# Recommender From Scratch

Given that my entire dataset is only 17,688 entries, fits neatly into a csv file, and runs in a Jupyter Notebook, I'm going to try to write a recommender from scratch using a lecture from Matt Drury.

To start, I'm going to need my Utility Matrix...

In [1]:
import pandas as pd
from scipy import sparse

# first load my data...
ratings = pd.read_csv('../data/ratings.csv', delimiter='|', header=None, names=['user_id', 'system_id', 'ratings'])

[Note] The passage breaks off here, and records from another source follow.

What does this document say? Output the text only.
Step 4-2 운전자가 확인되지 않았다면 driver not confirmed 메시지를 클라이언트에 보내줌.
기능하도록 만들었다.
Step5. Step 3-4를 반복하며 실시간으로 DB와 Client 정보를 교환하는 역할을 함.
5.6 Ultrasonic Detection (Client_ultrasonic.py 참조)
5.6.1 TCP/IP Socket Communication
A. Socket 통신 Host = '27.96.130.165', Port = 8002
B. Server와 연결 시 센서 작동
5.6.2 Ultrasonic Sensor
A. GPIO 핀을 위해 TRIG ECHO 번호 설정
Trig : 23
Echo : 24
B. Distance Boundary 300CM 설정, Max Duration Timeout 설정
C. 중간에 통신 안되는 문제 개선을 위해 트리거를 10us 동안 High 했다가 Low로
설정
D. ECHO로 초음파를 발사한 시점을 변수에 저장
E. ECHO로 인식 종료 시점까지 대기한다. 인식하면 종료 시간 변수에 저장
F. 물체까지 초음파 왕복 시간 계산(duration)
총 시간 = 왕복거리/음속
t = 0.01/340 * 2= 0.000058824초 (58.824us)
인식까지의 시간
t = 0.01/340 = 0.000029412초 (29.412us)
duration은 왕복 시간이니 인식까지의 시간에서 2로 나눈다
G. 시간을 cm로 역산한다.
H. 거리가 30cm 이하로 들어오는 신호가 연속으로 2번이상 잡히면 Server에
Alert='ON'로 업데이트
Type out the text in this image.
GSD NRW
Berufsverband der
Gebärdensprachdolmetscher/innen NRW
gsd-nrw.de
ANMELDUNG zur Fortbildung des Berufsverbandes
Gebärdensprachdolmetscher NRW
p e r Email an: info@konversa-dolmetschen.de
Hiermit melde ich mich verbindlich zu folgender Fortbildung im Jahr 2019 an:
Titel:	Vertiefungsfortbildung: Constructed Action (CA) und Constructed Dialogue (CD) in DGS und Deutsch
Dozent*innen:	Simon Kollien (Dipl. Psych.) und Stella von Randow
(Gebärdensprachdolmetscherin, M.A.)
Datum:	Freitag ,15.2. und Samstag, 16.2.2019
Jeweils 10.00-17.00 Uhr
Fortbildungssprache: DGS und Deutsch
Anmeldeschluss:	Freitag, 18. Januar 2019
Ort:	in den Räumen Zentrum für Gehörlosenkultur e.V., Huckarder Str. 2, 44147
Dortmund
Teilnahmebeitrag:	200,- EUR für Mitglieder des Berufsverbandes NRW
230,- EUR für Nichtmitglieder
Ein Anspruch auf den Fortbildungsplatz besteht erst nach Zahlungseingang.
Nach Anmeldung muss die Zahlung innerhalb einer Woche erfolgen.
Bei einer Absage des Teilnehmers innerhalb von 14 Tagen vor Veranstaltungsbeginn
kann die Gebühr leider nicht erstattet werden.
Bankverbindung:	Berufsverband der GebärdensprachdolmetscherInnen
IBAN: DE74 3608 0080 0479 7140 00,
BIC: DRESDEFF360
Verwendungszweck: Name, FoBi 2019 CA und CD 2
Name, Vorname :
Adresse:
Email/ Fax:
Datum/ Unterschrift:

# get highest user_id & highest system_id
highest_user_id = ratings.user_id.max()
highest_system_id = ratings.system_id.max()

# make a sparse matrix...
utility_matrix = sparse.lil_matrix((highest_user_id + 1, highest_system_id + 1))
# +1 to be able to use actual ids, as opposed to having to make consessions

# of course, now I need to fill it with ratings...
for _, row in ratings.iterrows():
        utility_matrix[row.user_id, row.system_id] = row.ratings


Next step is to find cosine similarities... the following function ws taken from my [Galvanize](https://www.galvanize.com/seattle/data-science) classwork on the subject.

In [2]:
import numpy as np
from sklearn.metrics.pairwise import cosine_similarity

def make_cos_sim_and_neighborhoods(ratings_mat, neighborhood_size):
    '''
    Accepts a 2 dimensional matrix ratings_mat, and an integer neighborhood_size.
    Returns a tuple containing:
        - items_cos_sim, an item-item matrix where each element is the
        cosine_similarity of the items at the corresponding row and column. This
        is a square matrix where the length of each dimension equals the number
        of columns in ratings_mat.
        - neighborhood, a 2-dimensional matrix where each row is the neighborhood
        for that item. The elements are the indices of the n (neighborhood_size)
        most similar items. Most similar items are at the end of the row.
    '''
    items_cos_sim = cosine_similarity(ratings_mat.T)
    least_to_most_sim_indexes = np.argsort(items_cos_sim, 1)
    neighborhood = least_to_most_sim_indexes[:, -neighborhood_size:]
    return items_cos_sim, neighborhood

In [3]:
# use the utility matrix from above and a neighborhood size of 75 for fun...
items_cos_sim, neighborhoods = make_cos_sim_and_neighborhoods(utility_matrix, neighborhood_size=75)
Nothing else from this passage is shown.